North Korea denounces war games, but is still game for six-party talks

North Korea denounced joint US and South Korean exercises on Thursday in a volley of rhetoric that analysts believe was sure to increase regional tensions, but not fresh clashes.

North Korean Foreign Minister Pak Ui Chun, center, surrounded by Vietnamese security staff, gets in a limousine to leave the main venue of the ASEAN Regional Forum in Hanoi, Vietnam Thursday. North Korea is denouncing US-South Korean military exercises while saying they are ready to resume six-party talks.

Hoang Dinh Nam/AP Photo/Pool

July 22, 2010

At a time when North Korea is attempting to show it's ready to resume six-party talks on its nuclear weapons program, Pyongyang fired off a volley of rhetoric aimed at joint US and South Korean military exercises.

The denunciation, one day after the US announced new sanctions may increase regional tensions, say analysts, but does not mean fresh clashes are likely.

At the regional forum of the Association of Southeast Asian Nations (ASEAN) in the Vietnamese capital of Hanoi, North Korean spokesman Ri Tong-il characterized US and South Korea war games as “a grave threat to the peace and security not only of the Korean peninsula but of the region.”

While Mr. Ri’s tone was typical of North Korean denunciations of the annual US and South Korean exercises staged every spring, analysts fear North Korea may be using the war games to raise the temperature in the wake of the sinking of a South Korean navy ship in the Yellow Sea. The war games are slated to begin Sunday off South Korea's east coast.

"[North Korea sees] the exercises as a real danger,” says Kim Bum-soo, a scholar on international relations and editor of an influential conservative magazine. “If we carry out the exercises, North Korea needs to fly its own fighters, to take defensive measure," he advises.

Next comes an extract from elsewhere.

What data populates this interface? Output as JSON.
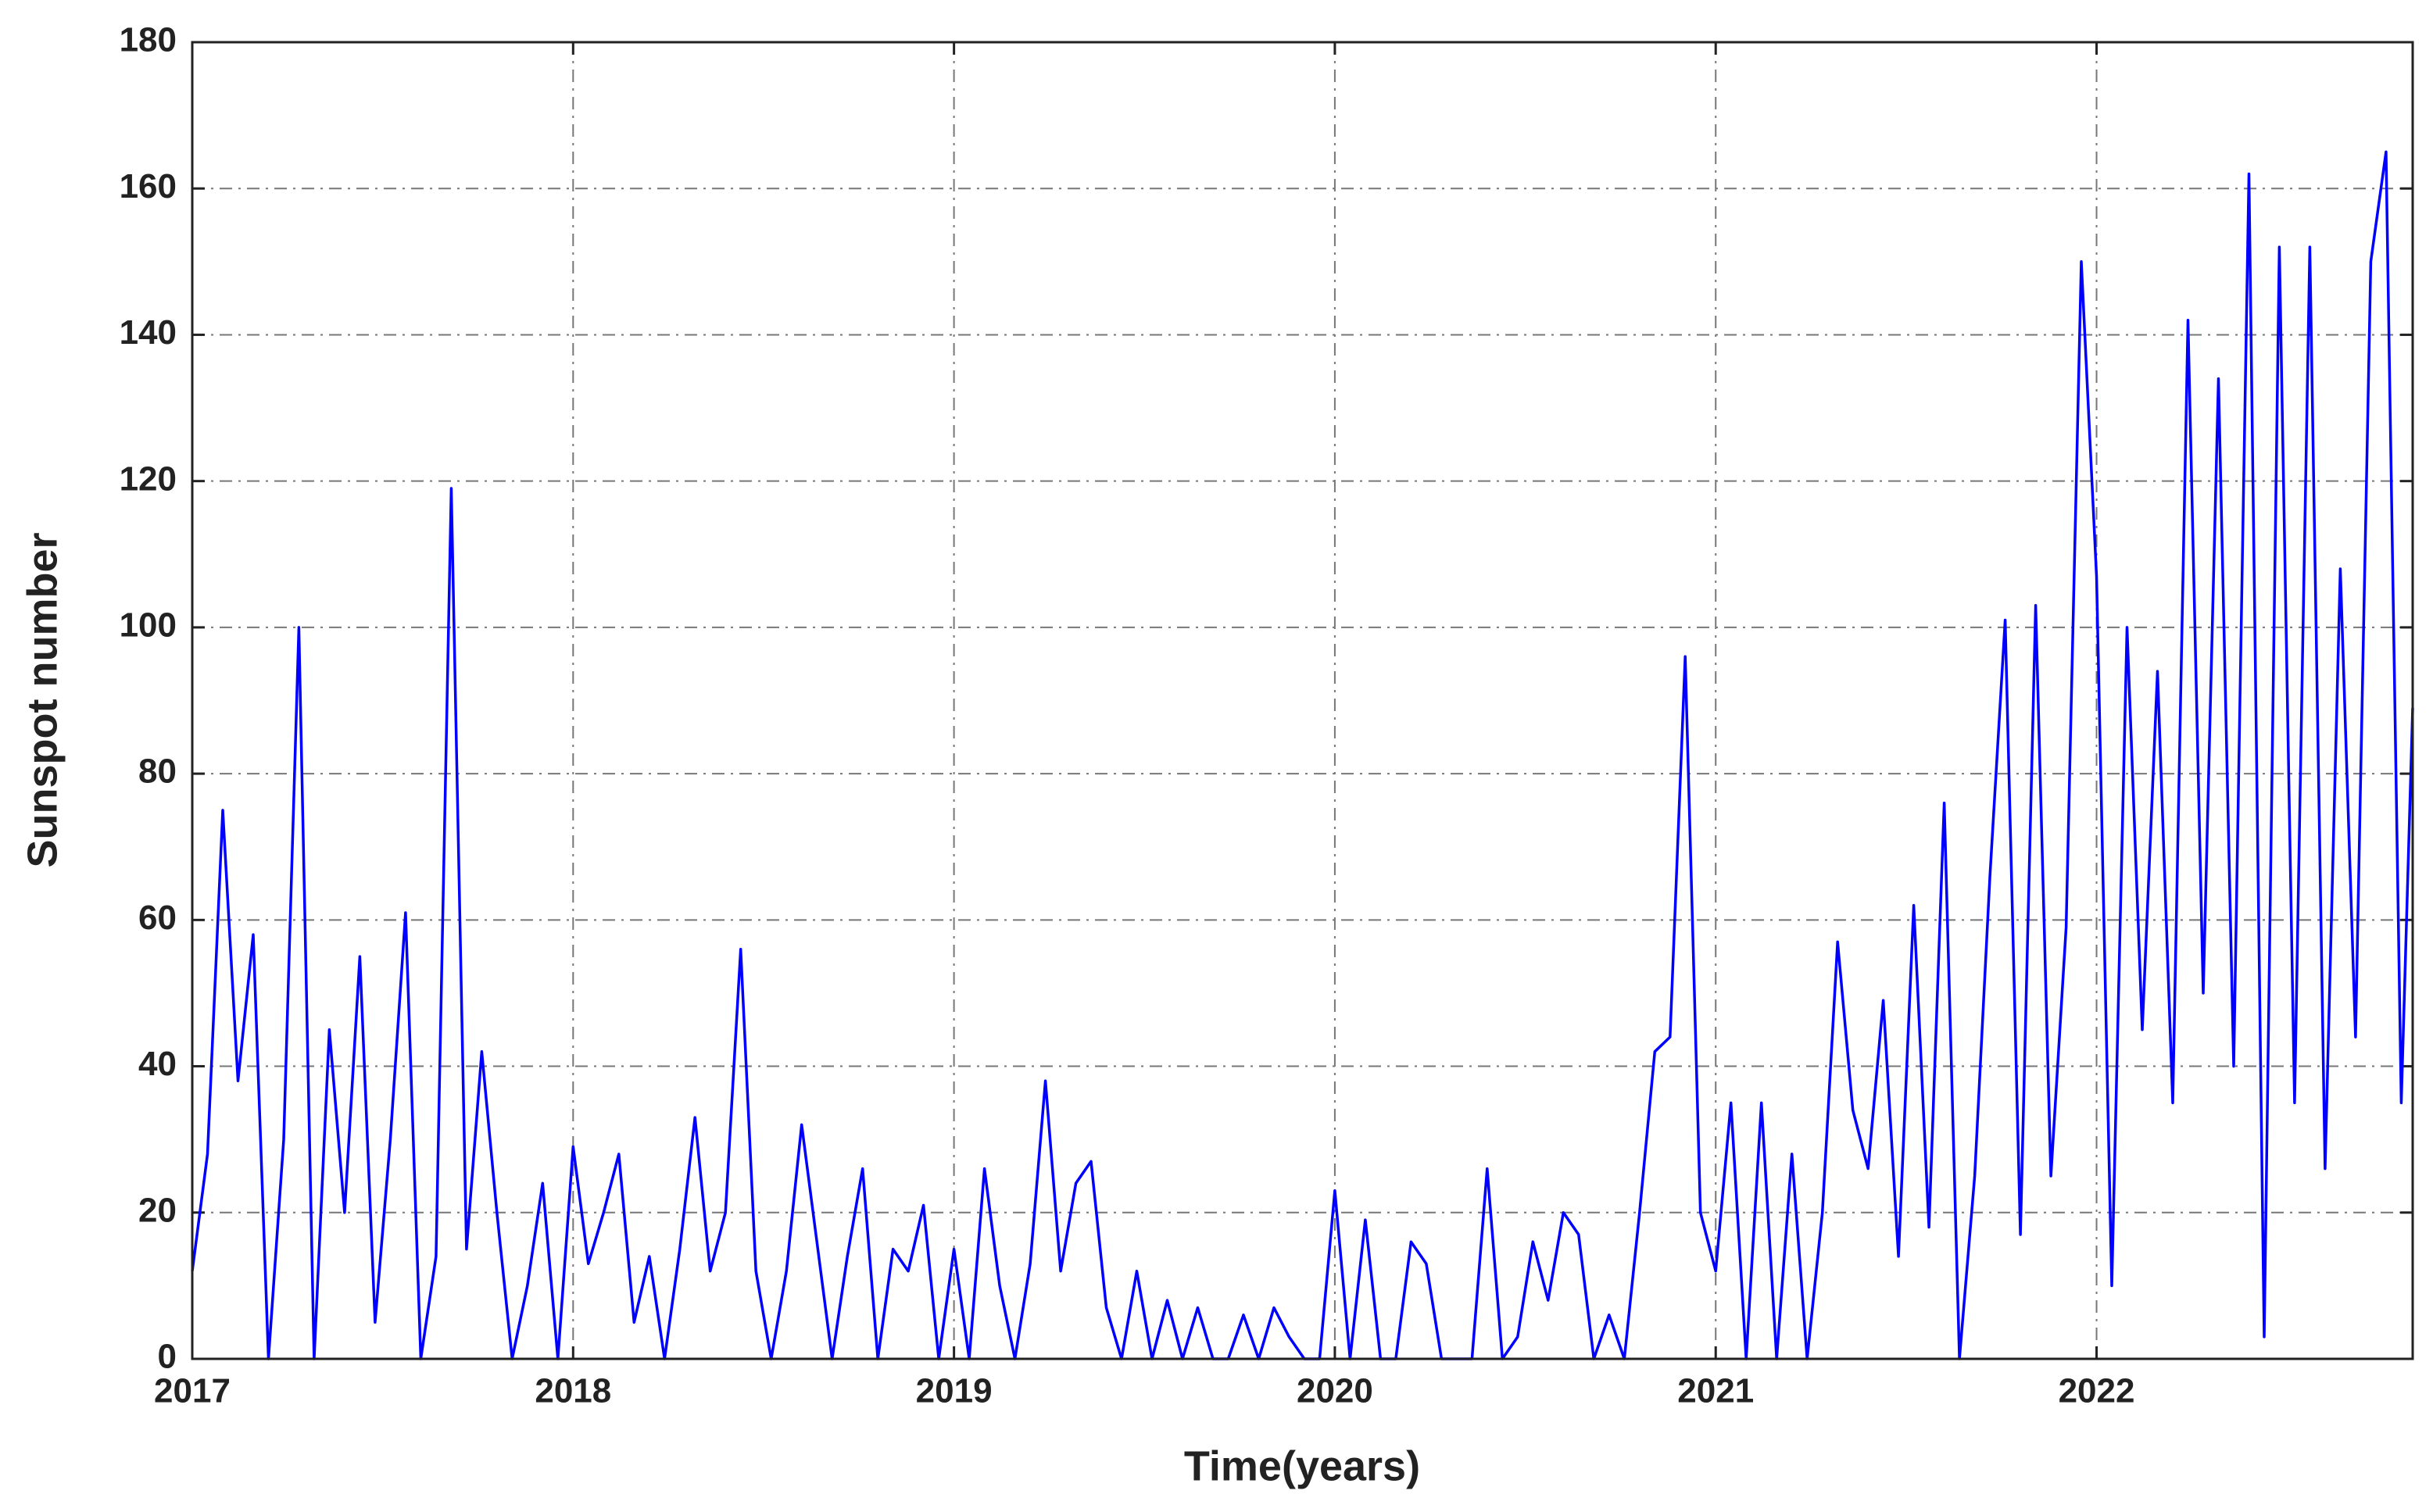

But North Korea’s aging warplanes, mostly Russian-built MiGs, are not likely to go anywhere near the exercises. They remain grounded much of the time due to of a lack of fuel and spare parts.

“I don’t think there will be retaliation in the near future,” says Mr. Kim, even though “the exercises will increase tensions.” He says he sees pressure against North Korea as building on the basis of “two-plus two talks” – that is, the meetings this week between Secretary of State Hillary Clinton and Defense Secretary Robert Gates and their South Korean counterparts in Seoul.

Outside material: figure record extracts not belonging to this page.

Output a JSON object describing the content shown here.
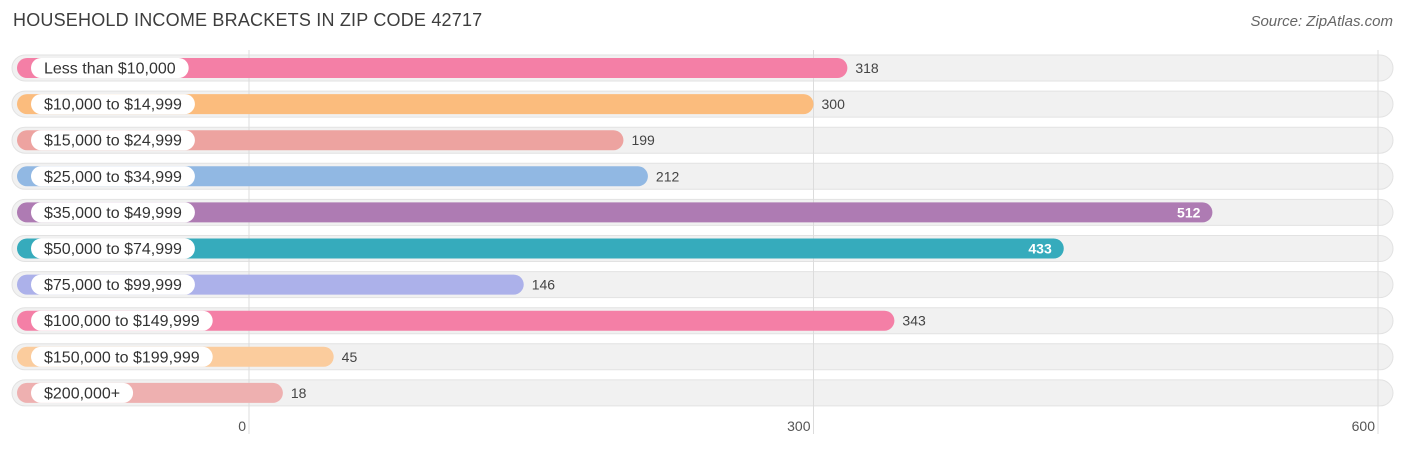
{
  "header": {
    "title": "HOUSEHOLD INCOME BRACKETS IN ZIP CODE 42717",
    "source": "Source: ZipAtlas.com"
  },
  "chart_data": {
    "type": "bar",
    "orientation": "horizontal",
    "title": "HOUSEHOLD INCOME BRACKETS IN ZIP CODE 42717",
    "xlabel": "",
    "ylabel": "",
    "xlim": [
      0,
      600
    ],
    "ticks": [
      0,
      300,
      600
    ],
    "tick_labels": [
      "0",
      "300",
      "600"
    ],
    "grid": true,
    "categories": [
      "Less than $10,000",
      "$10,000 to $14,999",
      "$15,000 to $24,999",
      "$25,000 to $34,999",
      "$35,000 to $49,999",
      "$50,000 to $74,999",
      "$75,000 to $99,999",
      "$100,000 to $149,999",
      "$150,000 to $199,999",
      "$200,000+"
    ],
    "values": [
      318,
      300,
      199,
      212,
      512,
      433,
      146,
      343,
      45,
      18
    ],
    "value_labels": [
      "318",
      "300",
      "199",
      "212",
      "512",
      "433",
      "146",
      "343",
      "45",
      "18"
    ],
    "colors": [
      "#f47fa6",
      "#fbbc7d",
      "#eda3a0",
      "#91b8e3",
      "#ae7bb3",
      "#36abbc",
      "#acb1ea",
      "#f47fa6",
      "#fbcc9d",
      "#eeb0b0"
    ]
  }
}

North Korea appears to see those meetings, and the exercises, as the basis for revving up a diplomatic campaign intended to show its willingness to return to six-party talks on its nuclear weapons.

North Korea’s spokesman says the country would return to the talks on North Korea’s nuclear program, last held in Beijing in December 2008, if they were held on “an equal footing” with other participants. By “equal footing,” he said he meant that the UN Security Council should first do away with the sanctions – a goal that appeared to undermine chances of a resumption of talks in the near future.

Meanwhile, North Korea is making an effort to show it is ready to talk. For the second time in two weeks, colonels from the United States and North Korea are due to meet Friday at the truce village of Panmunjom to prepare for broader talks between generals.

It was at Panmunjom that the Korean War armistice was signed nearly 57 years ago, on July 27, 1953.

As the focus on North Korea gradually shifts from crisis to that of impending talks, or talks about talks, analysts are skeptical of any substantive results.

“They are going to exploit the situation,” says Lee Chang-choon, a retired ambassador who participated in negotiations with North Korea in the early 1990s. “They would take advantage of what has happened in the UN” – referring to the watered-down statement issued by the UN Security Council that failed to blame North Korea for the attack on the Cheonan in which 46 South Korean sailors were killed.

As for the North Korean spokesman’s statement at the forum of ASEAN, in which South Korea is also participating, Mr. Lee says, “This is actually nonsense.” Ri's comments "are just a media exercise.” Mr. Lee calls the ASEAN gathering, at which diplomats typically signal high-level policies, “a kind of diplomatic festival.”